Questo bene giuridico, tutelato dalla nostra Costituzione, non può essere scisso dalle connessioni con la struttura sociale, in quanto non è un universo chiuso: le donne in questo momento storico, vivono situazioni di violenza intrafamiliare e sono maggiormente soggette ad uno stato di pericolo, risultando, talvolta, vittime di agghiaccianti sequenze di fenomeni antisociali. Sono le donne, molto spesso, a pagare il prezzo maggiore di queste azioni devianti, che sono l’effetto di una condivisione familiare, o quantomeno abitativa, con i partner maltrattanti.
Il sistema sociale, in tal modo, rischia di implodere dinanzi a questo cortocircuito della coppia, che stringe le donne in una morsa a tenaglia: da una parte vi sono i rischi legati alla pandemia, dall’altra, i rischi connessi ad atti violenti, legati al gender.
Le donne, quindi, sono costrette, soprattutto in questo periodo di emergenza, a confrontarsi con pericoli di carattere virale e situazioni conflittuali, in ambito domestico: un ingombrante duplice peso, che devono portare addosso, convivendo con paure e, a volte, traumi, che si condensano in un pericoloso vortice, che sembra sospenderle spazialmente e temporalmente.
Il “nemico invisibile”, rappresentato dalla pandemia, ha provocato un processo di disequilibrio sociale, dal quale sono scaturiti dei mutamenti che investono e investiranno, sempre di più, il tessuto connettivo della società globale.
Questa situazione di costrizione blocca gli individui all’interno di spazi fisici ed emotivi forzati, favorendo il moltiplicarsi di fenomeni violenti, che implementano negli esseri umani, quell’aggressività innata, ereditata dal mondo animale e definita “tensione competitiva”[2]. Una pulsione combattiva che fin dalle origini ha spinto l’uomo a procurarsi il cibo, a difendere il proprio territorio, soprattutto nel corso di eventi devastanti per i popoli e per le nazioni: ai tempi del coronavirus, non è facile prevedere come forme di aggressività possano manifestarsi e svilupparsi, in uno stato di reclusione forzata, che può favorire episodi di tipo criminale. Questa pandemia che sembra a noi umani, quasi come una sorta di “Alien”[3], un oggetto alieno xenomorfo, che nell’asmatico panorama dell’anno 2020, si insinua nelle strade, nelle piazze, negli edifici, plasmando pensieri, sensazioni ed emozioni delle persone, materializzandosi con la sua terrorizzante seminvisibilità.

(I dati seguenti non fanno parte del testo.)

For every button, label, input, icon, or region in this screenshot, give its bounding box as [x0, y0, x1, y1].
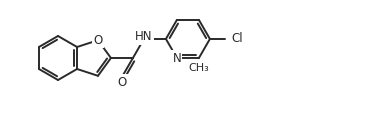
Text: N: N: [172, 51, 181, 65]
Text: O: O: [117, 76, 127, 88]
Text: CH₃: CH₃: [188, 63, 209, 73]
Text: O: O: [93, 34, 102, 47]
Text: HN: HN: [135, 30, 153, 43]
Text: Cl: Cl: [231, 32, 243, 45]
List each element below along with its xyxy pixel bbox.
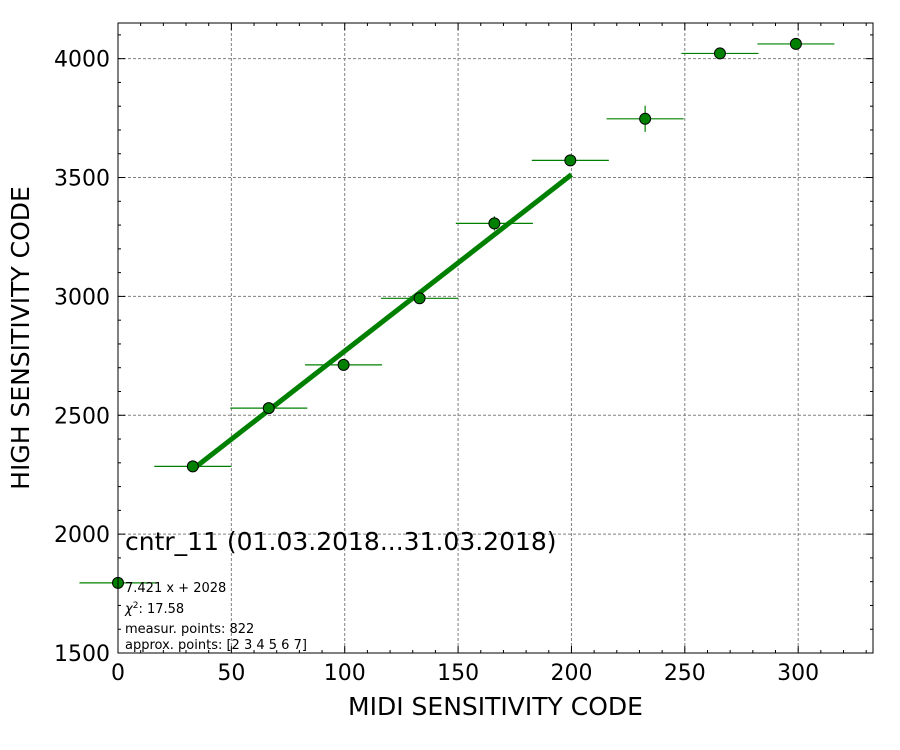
y-axis-label: HIGH SENSITIVITY CODE <box>6 186 35 490</box>
x-axis-label: MIDI SENSITIVITY CODE <box>348 692 643 721</box>
data-point <box>488 217 501 230</box>
annotation-fit-equation: 7.421 x + 2028 <box>125 581 226 596</box>
data-point <box>639 112 652 125</box>
data-point <box>337 358 350 371</box>
data-point <box>413 292 426 305</box>
data-point <box>262 402 275 415</box>
x-tick-label: 150 <box>437 661 479 686</box>
fit-line <box>191 172 573 472</box>
x-tick-label: 0 <box>111 661 125 686</box>
fit-line-layer <box>191 172 573 472</box>
x-tick-label: 50 <box>217 661 245 686</box>
y-axis-ticks: 1500 2000 2500 3000 3500 4000 <box>54 48 873 667</box>
x-tick-label: 200 <box>550 661 592 686</box>
y-tick-label: 3500 <box>54 167 110 192</box>
data-point <box>186 460 199 473</box>
data-points-layer <box>112 37 802 589</box>
grid <box>118 23 873 653</box>
data-point <box>564 154 577 167</box>
y-tick-label: 2500 <box>54 404 110 429</box>
y-tick-label: 3000 <box>54 285 110 310</box>
x-tick-label: 100 <box>324 661 366 686</box>
x-tick-label: 300 <box>777 661 819 686</box>
y-tick-label: 4000 <box>54 48 110 73</box>
data-point <box>713 47 726 60</box>
y-tick-label: 1500 <box>54 642 110 667</box>
data-point <box>789 37 802 50</box>
errorbar-layer <box>79 43 835 584</box>
annotation-chi-square: χ2: 17.58 <box>124 601 184 617</box>
x-axis-ticks: 0 50 100 150 200 250 300 <box>111 23 819 686</box>
annotation-approx-points: approx. points: [2 3 4 5 6 7] <box>125 638 307 653</box>
annotation-measurement-points: measur. points: 822 <box>125 622 254 637</box>
x-tick-label: 250 <box>664 661 706 686</box>
y-tick-label: 2000 <box>54 523 110 548</box>
plot-area-frame <box>117 22 874 654</box>
chi-square-value: : 17.58 <box>138 602 184 617</box>
annotation-period-title: cntr_11 (01.03.2018...31.03.2018) <box>125 527 557 556</box>
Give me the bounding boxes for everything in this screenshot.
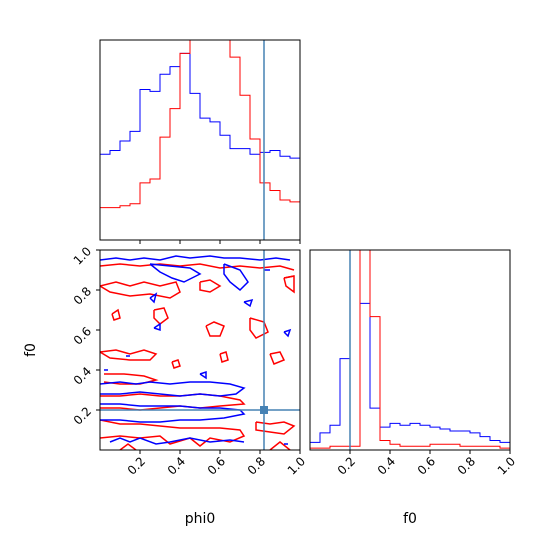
phi0-hist-frame [99, 39, 301, 241]
joint-contour-series-b [103, 373, 159, 385]
joint-contour-series-b [100, 419, 246, 447]
joint-contour-series-b [269, 351, 286, 365]
joint-contour-series-a [199, 370, 207, 380]
joint-contour-series-a [149, 263, 202, 283]
joint-contour-series-b [100, 349, 158, 361]
joint-truth-marker [260, 406, 268, 414]
joint-contour-series-a [100, 255, 291, 261]
joint-contour-series-b [255, 421, 296, 435]
joint-contour-series-b [153, 307, 169, 325]
phi0-hist-series-b [100, 40, 300, 209]
joint-contour-series-b [283, 275, 295, 279]
joint-contour-series-b [249, 317, 269, 339]
x-axis-label-f0: f0 [403, 511, 417, 527]
joint-contour-series-a [100, 403, 246, 423]
histogram-phi0-panel [99, 39, 301, 244]
joint-contour-series-b [100, 263, 295, 271]
f0-hist-series-b [310, 250, 510, 449]
joint-contour-series-a [243, 298, 254, 308]
joint-contour-series-a [223, 263, 249, 292]
joint-contour-series-b [100, 393, 246, 411]
joint-contour-series-b [100, 281, 181, 299]
joint-contour-series-a [100, 381, 246, 397]
joint-contour-series-b [111, 308, 121, 321]
y-axis-label-f0: f0 [23, 343, 39, 357]
f0-hist-series-a [310, 250, 510, 443]
joint-contour-series-a [153, 322, 161, 332]
joint-contour-series-a [283, 328, 292, 338]
phi0-hist-series-a [100, 52, 300, 159]
joint-contour-series-b [199, 279, 222, 293]
joint-contour-series-b [205, 321, 225, 337]
joint-frame [99, 249, 301, 451]
joint-contour-series-a [149, 292, 158, 304]
joint-contour-series-b [171, 359, 181, 369]
joint-contour-series-b [269, 441, 291, 450]
x-axis-label-phi0: phi0 [185, 511, 216, 527]
joint-contour-series-a [109, 437, 245, 445]
joint-contour-series-b [119, 443, 137, 450]
f0-hist-frame [309, 249, 511, 451]
joint-contour-series-b [219, 351, 229, 363]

Con l’accentuarsi di situazioni conflittuali all’interno della coppia, già presenti prima del Covid-19, ma deflagrate in seguito ad una convivenza obbligata, esasperata da un’emotività forte, fa sì che, ad un certo punto, la coppia scoppi.
E allora, in che modo i soggetti in stato di pericolo possono chiedere aiuto, in questo periodo in cui la privacy è ridotta al minimo?

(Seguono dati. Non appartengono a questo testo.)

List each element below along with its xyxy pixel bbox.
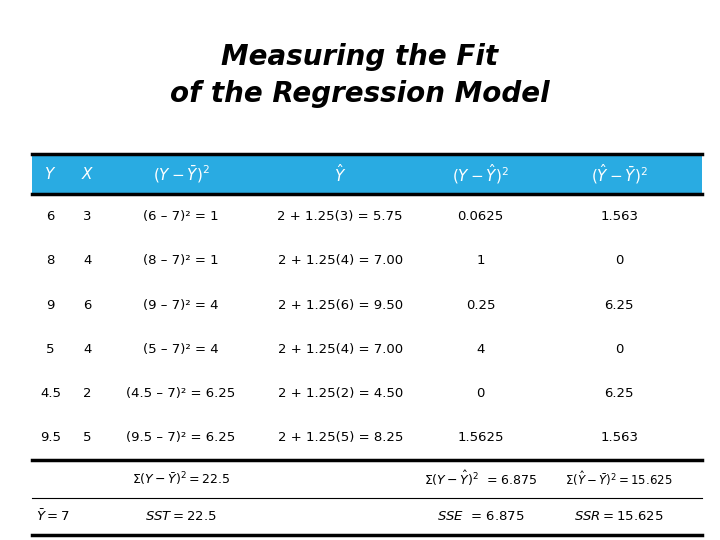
Text: 1.5625: 1.5625 (457, 431, 504, 444)
Text: 6.25: 6.25 (605, 299, 634, 312)
Text: $\it{Y}$: $\it{Y}$ (44, 166, 57, 182)
Text: (9 – 7)² = 4: (9 – 7)² = 4 (143, 299, 219, 312)
Text: 1.563: 1.563 (600, 431, 638, 444)
Text: 5: 5 (84, 431, 91, 444)
Text: 4: 4 (477, 343, 485, 356)
Text: $\Sigma(\hat{\it{Y}}-\bar{\it{Y}})^2 = 15.625$: $\Sigma(\hat{\it{Y}}-\bar{\it{Y}})^2 = 1… (565, 469, 673, 488)
Text: Measuring the Fit: Measuring the Fit (222, 43, 498, 71)
Text: 5: 5 (46, 343, 55, 356)
Text: (8 – 7)² = 1: (8 – 7)² = 1 (143, 254, 219, 267)
Bar (32, 154, 702, 194)
Text: 1: 1 (477, 254, 485, 267)
Text: 8: 8 (46, 254, 55, 267)
Text: $\it{SSE}$  = 6.875: $\it{SSE}$ = 6.875 (437, 510, 524, 523)
Text: 0.0625: 0.0625 (457, 210, 504, 223)
Text: 2 + 1.25(6) = 9.50: 2 + 1.25(6) = 9.50 (278, 299, 402, 312)
Text: (5 – 7)² = 4: (5 – 7)² = 4 (143, 343, 219, 356)
Text: 3: 3 (84, 210, 91, 223)
Text: 0: 0 (477, 387, 485, 400)
Text: 6: 6 (84, 299, 91, 312)
Text: $\it{SSR}=15.625$: $\it{SSR}=15.625$ (575, 510, 664, 523)
Text: 0: 0 (615, 254, 624, 267)
Text: $\Sigma(\it{Y}-\hat{\it{Y}})^2$  = 6.875: $\Sigma(\it{Y}-\hat{\it{Y}})^2$ = 6.875 (424, 469, 537, 489)
Text: $\Sigma(\it{Y}-\bar{\it{Y}})^2 = 22.5$: $\Sigma(\it{Y}-\bar{\it{Y}})^2 = 22.5$ (132, 470, 230, 488)
Text: 2 + 1.25(4) = 7.00: 2 + 1.25(4) = 7.00 (278, 254, 402, 267)
Text: 0: 0 (615, 343, 624, 356)
Text: 0.25: 0.25 (466, 299, 495, 312)
Text: $(\hat{\it{Y}}-\bar{\it{Y}})^2$: $(\hat{\it{Y}}-\bar{\it{Y}})^2$ (590, 162, 648, 186)
Text: 6.25: 6.25 (605, 387, 634, 400)
Text: 1.563: 1.563 (600, 210, 638, 223)
Text: 2 + 1.25(2) = 4.50: 2 + 1.25(2) = 4.50 (278, 387, 402, 400)
Text: 4.5: 4.5 (40, 387, 61, 400)
Text: $\bar{\it{Y}}=7$: $\bar{\it{Y}}=7$ (36, 509, 70, 524)
Text: 4: 4 (84, 343, 91, 356)
Text: (4.5 – 7)² = 6.25: (4.5 – 7)² = 6.25 (127, 387, 235, 400)
Text: of the Regression Model: of the Regression Model (170, 80, 550, 109)
Text: (9.5 – 7)² = 6.25: (9.5 – 7)² = 6.25 (127, 431, 235, 444)
Text: $\it{SST}=22.5$: $\it{SST}=22.5$ (145, 510, 217, 523)
Text: 2 + 1.25(5) = 8.25: 2 + 1.25(5) = 8.25 (277, 431, 403, 444)
Text: 9: 9 (46, 299, 55, 312)
Text: (6 – 7)² = 1: (6 – 7)² = 1 (143, 210, 219, 223)
Text: 4: 4 (84, 254, 91, 267)
Text: 2: 2 (84, 387, 91, 400)
Text: $(\it{Y}-\hat{\it{Y}})^2$: $(\it{Y}-\hat{\it{Y}})^2$ (452, 162, 509, 186)
Text: 6: 6 (46, 210, 55, 223)
Text: 9.5: 9.5 (40, 431, 61, 444)
Text: 2 + 1.25(4) = 7.00: 2 + 1.25(4) = 7.00 (278, 343, 402, 356)
Text: $\it{X}$: $\it{X}$ (81, 166, 94, 182)
Text: $(\it{Y}-\bar{\it{Y}})^2$: $(\it{Y}-\bar{\it{Y}})^2$ (153, 164, 210, 185)
Text: $\hat{\it{Y}}$: $\hat{\it{Y}}$ (334, 163, 346, 185)
Text: 2 + 1.25(3) = 5.75: 2 + 1.25(3) = 5.75 (277, 210, 403, 223)
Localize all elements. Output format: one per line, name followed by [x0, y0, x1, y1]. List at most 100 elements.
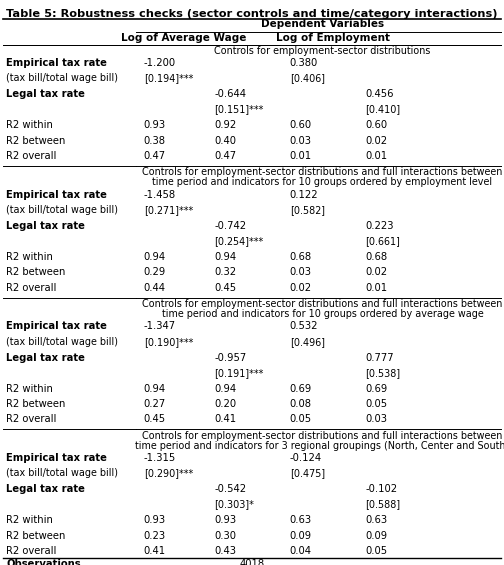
Text: Empirical tax rate: Empirical tax rate: [6, 58, 107, 68]
Text: 4018: 4018: [239, 559, 265, 565]
Text: Dependent Variables: Dependent Variables: [261, 19, 384, 29]
Text: 0.44: 0.44: [144, 282, 166, 293]
Text: 0.09: 0.09: [290, 531, 312, 541]
Text: 0.47: 0.47: [144, 151, 166, 161]
Text: [0.538]: [0.538]: [365, 368, 401, 378]
Text: 0.01: 0.01: [365, 151, 388, 161]
Text: 0.20: 0.20: [214, 399, 236, 409]
Text: Empirical tax rate: Empirical tax rate: [6, 453, 107, 463]
Text: 0.08: 0.08: [290, 399, 312, 409]
Text: R2 within: R2 within: [6, 384, 53, 394]
Text: 0.38: 0.38: [144, 136, 166, 146]
Text: -1.200: -1.200: [144, 58, 176, 68]
Text: Legal tax rate: Legal tax rate: [6, 221, 85, 231]
Text: R2 within: R2 within: [6, 252, 53, 262]
Text: 0.223: 0.223: [365, 221, 394, 231]
Text: Legal tax rate: Legal tax rate: [6, 484, 85, 494]
Text: time period and indicators for 10 groups ordered by employment level: time period and indicators for 10 groups…: [153, 177, 492, 188]
Text: [0.661]: [0.661]: [365, 236, 400, 246]
Text: R2 between: R2 between: [6, 267, 66, 277]
Text: [0.254]***: [0.254]***: [214, 236, 264, 246]
Text: [0.190]***: [0.190]***: [144, 337, 193, 347]
Text: 0.41: 0.41: [214, 414, 236, 424]
Text: Legal tax rate: Legal tax rate: [6, 353, 85, 363]
Text: -0.124: -0.124: [290, 453, 322, 463]
Text: 0.45: 0.45: [214, 282, 236, 293]
Text: [0.271]***: [0.271]***: [144, 205, 193, 215]
Text: 0.01: 0.01: [365, 282, 388, 293]
Text: Empirical tax rate: Empirical tax rate: [6, 321, 107, 332]
Text: 0.60: 0.60: [365, 120, 388, 131]
Text: Log of Employment: Log of Employment: [276, 33, 390, 43]
Text: [0.496]: [0.496]: [290, 337, 325, 347]
Text: 0.93: 0.93: [214, 515, 236, 525]
Text: -1.315: -1.315: [144, 453, 176, 463]
Text: 0.02: 0.02: [365, 267, 388, 277]
Text: [0.191]***: [0.191]***: [214, 368, 264, 378]
Text: 0.94: 0.94: [144, 384, 166, 394]
Text: 0.94: 0.94: [214, 384, 236, 394]
Text: 0.122: 0.122: [290, 190, 319, 200]
Text: Empirical tax rate: Empirical tax rate: [6, 190, 107, 200]
Text: [0.406]: [0.406]: [290, 73, 325, 84]
Text: 0.02: 0.02: [365, 136, 388, 146]
Text: 0.94: 0.94: [144, 252, 166, 262]
Text: R2 overall: R2 overall: [6, 282, 56, 293]
Text: -0.542: -0.542: [214, 484, 246, 494]
Text: 0.03: 0.03: [365, 414, 388, 424]
Text: 0.380: 0.380: [290, 58, 318, 68]
Text: -1.458: -1.458: [144, 190, 176, 200]
Text: 0.40: 0.40: [214, 136, 236, 146]
Text: 0.68: 0.68: [365, 252, 388, 262]
Text: Controls for employment-sector distributions: Controls for employment-sector distribut…: [214, 46, 431, 56]
Text: [0.475]: [0.475]: [290, 468, 325, 479]
Text: 0.04: 0.04: [290, 546, 312, 556]
Text: -0.644: -0.644: [214, 89, 246, 99]
Text: Table 5: Robustness checks (sector controls and time/category interactions): Table 5: Robustness checks (sector contr…: [6, 9, 498, 19]
Text: 0.45: 0.45: [144, 414, 166, 424]
Text: 0.30: 0.30: [214, 531, 236, 541]
Text: (tax bill/total wage bill): (tax bill/total wage bill): [6, 73, 118, 84]
Text: [0.588]: [0.588]: [365, 499, 401, 510]
Text: 0.05: 0.05: [365, 546, 388, 556]
Text: (tax bill/total wage bill): (tax bill/total wage bill): [6, 337, 118, 347]
Text: 0.93: 0.93: [144, 515, 166, 525]
Text: Controls for employment-sector distributions and full interactions between: Controls for employment-sector distribut…: [142, 299, 503, 309]
Text: 0.32: 0.32: [214, 267, 236, 277]
Text: time period and indicators for 3 regional groupings (North, Center and South): time period and indicators for 3 regiona…: [136, 441, 504, 451]
Text: 0.43: 0.43: [214, 546, 236, 556]
Text: 0.05: 0.05: [290, 414, 312, 424]
Text: 0.47: 0.47: [214, 151, 236, 161]
Text: Observations: Observations: [6, 559, 81, 565]
Text: R2 between: R2 between: [6, 531, 66, 541]
Text: [0.151]***: [0.151]***: [214, 105, 264, 115]
Text: 0.03: 0.03: [290, 136, 312, 146]
Text: [0.194]***: [0.194]***: [144, 73, 193, 84]
Text: 0.63: 0.63: [290, 515, 312, 525]
Text: R2 between: R2 between: [6, 399, 66, 409]
Text: [0.290]***: [0.290]***: [144, 468, 193, 479]
Text: [0.303]*: [0.303]*: [214, 499, 254, 510]
Text: 0.27: 0.27: [144, 399, 166, 409]
Text: R2 within: R2 within: [6, 515, 53, 525]
Text: Log of Average Wage: Log of Average Wage: [121, 33, 246, 43]
Text: R2 overall: R2 overall: [6, 546, 56, 556]
Text: (tax bill/total wage bill): (tax bill/total wage bill): [6, 468, 118, 479]
Text: 0.01: 0.01: [290, 151, 312, 161]
Text: 0.05: 0.05: [365, 399, 388, 409]
Text: 0.456: 0.456: [365, 89, 394, 99]
Text: [0.410]: [0.410]: [365, 105, 401, 115]
Text: 0.93: 0.93: [144, 120, 166, 131]
Text: 0.23: 0.23: [144, 531, 166, 541]
Text: 0.02: 0.02: [290, 282, 312, 293]
Text: 0.532: 0.532: [290, 321, 319, 332]
Text: R2 between: R2 between: [6, 136, 66, 146]
Text: 0.94: 0.94: [214, 252, 236, 262]
Text: R2 overall: R2 overall: [6, 151, 56, 161]
Text: 0.69: 0.69: [365, 384, 388, 394]
Text: 0.29: 0.29: [144, 267, 166, 277]
Text: 0.03: 0.03: [290, 267, 312, 277]
Text: 0.92: 0.92: [214, 120, 236, 131]
Text: (tax bill/total wage bill): (tax bill/total wage bill): [6, 205, 118, 215]
Text: [0.582]: [0.582]: [290, 205, 325, 215]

Ci sono degli strumenti di tutela per il contrasto dei fenomeni di violenza: le donne possono rivolgersi, in questo momento di restrizioni, ad associazioni antiviolenza, centri antiviolenza, senza rivelare al partner violento, però, le proprie intenzioni, per evitare situazioni di impatto frontale in ambito relazionale, che possono innescare situazioni di pericolo per le stesse.
[1] Montruschi L., Articolo 32, in Commentario della Costituzione – Rapporti etico-sociali, (a cura di) Branca G., Zanichelli, Soc. ed. Foro Italiano, Bologna-Roma 1976; Santosuosso A., Dalla salute pubblica all’autodeterminazione: il percorso del diritto alla salute, in Medicina e diritto, a cura di Barni A., Santosuosso A., Milano 1995. [2] Lorenz K., L’aggressività, Il saggiatore, Milano 2008. [3] Cocci S., Alien. Misteri, inquietudini e segreti del film cult di Ridley Scott, Ultra Edizioni, Roma 2019.